Vaak kunnen gebruikers merken dat we geen toegang hebben tot een computer op ons netwerk, een website, een bron op het netwerk, enz. Dat is de reden waarom een van de meest nuttige hulpmiddelen die we hebben om verbindingsproblemen te diagnosticeren de zogenaamde " tracert "Of" traceroute ”Waarmee we weten welke route we passeren totdat we de bestemmingshost bereiken. In dit artikel zullen we uitleggen waar het voor is, hoe het kan worden gebruikt en welke opties deze opdracht op alle besturingssystemen heeft.
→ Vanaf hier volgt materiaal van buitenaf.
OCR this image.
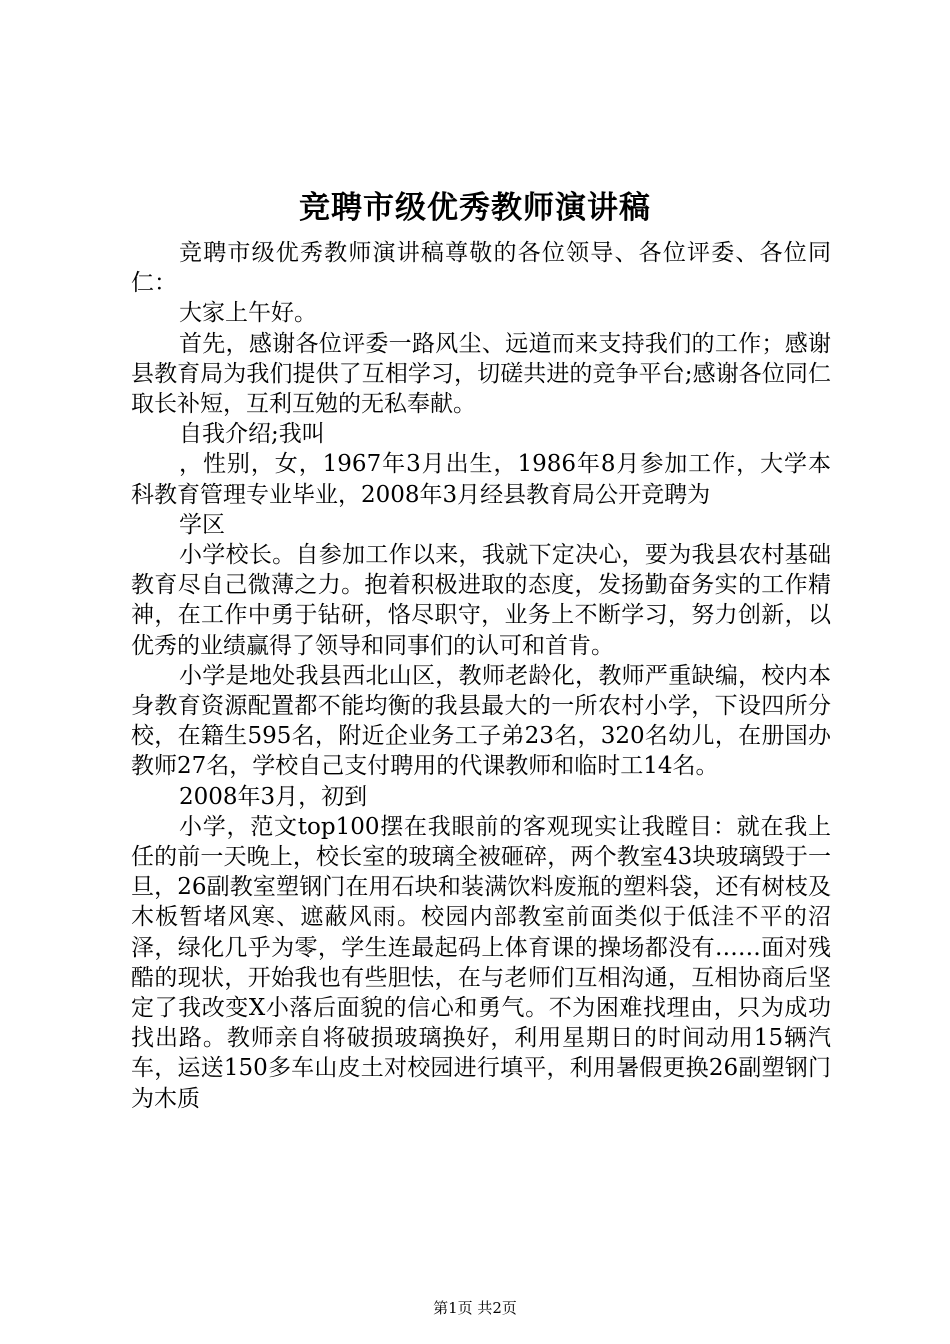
竞聘市级优秀教师演讲稿

竞聘市级优秀教师演讲稿尊敬的各位领导、各位评委、各位同仁：

大家上午好。

首先，感谢各位评委一路风尘、远道而来支持我们的工作；感谢县教育局为我们提供了互相学习，切磋共进的竞争平台;感谢各位同仁取长补短，互利互勉的无私奉献。

自我介绍;我叫

，性别，女，1967年3月出生，1986年8月参加工作，大学本科教育管理专业毕业，2008年3月经县教育局公开竞聘为

学区

小学校长。自参加工作以来，我就下定决心，要为我县农村基础教育尽自己微薄之力。抱着积极进取的态度，发扬勤奋务实的工作精神，在工作中勇于钻研，恪尽职守，业务上不断学习，努力创新，以优秀的业绩赢得了领导和同事们的认可和首肯。

小学是地处我县西北山区，教师老龄化，教师严重缺编，校内本身教育资源配置都不能均衡的我县最大的一所农村小学，下设四所分校，在籍生595名，附近企业务工子弟23名，320名幼儿，在册国办教师27名，学校自己支付聘用的代课教师和临时工14名。

2008年3月，初到

小学，范文top100摆在我眼前的客观现实让我瞠目：就在我上任的前一天晚上，校长室的玻璃全被砸碎，两个教室43块玻璃毁于一旦，26副教室塑钢门在用石块和装满饮料废瓶的塑料袋，还有树枝及木板暂堵风寒、遮蔽风雨。校园内部教室前面类似于低洼不平的沼泽，绿化几乎为零，学生连最起码上体育课的操场都没有……面对残酷的现状，开始我也有些胆怯，在与老师们互相沟通，互相协商后坚定了我改变X小落后面貌的信心和勇气。不为困难找理由，只为成功找出路。教师亲自将破损玻璃换好，利用星期日的时间动用15辆汽车，运送150多车山皮土对校园进行填平，利用暑假更换26副塑钢门为木质

第1页 共2页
Wat is Tracert of Traceroute
De Tracert-opdracht wordt uitgevoerd in de opdrachtpromptconsole op Windows besturingssystemen. Dankzij dit commando kunnen we pakketten bijhouden die van een host komen. Wanneer we het "Tracert" -commando uitvoeren, krijgen we een statistiek van de netwerklatentie van deze pakketten, wat een schatting is van de afstand waarop de communicatie eindigt. Deze opdracht is niet exclusief voor Windows-besturingssystemen, op UNIX, Linux en OSX heet dit commando "Traceroute" en doet hetzelfde als in Windows-besturingssystemen.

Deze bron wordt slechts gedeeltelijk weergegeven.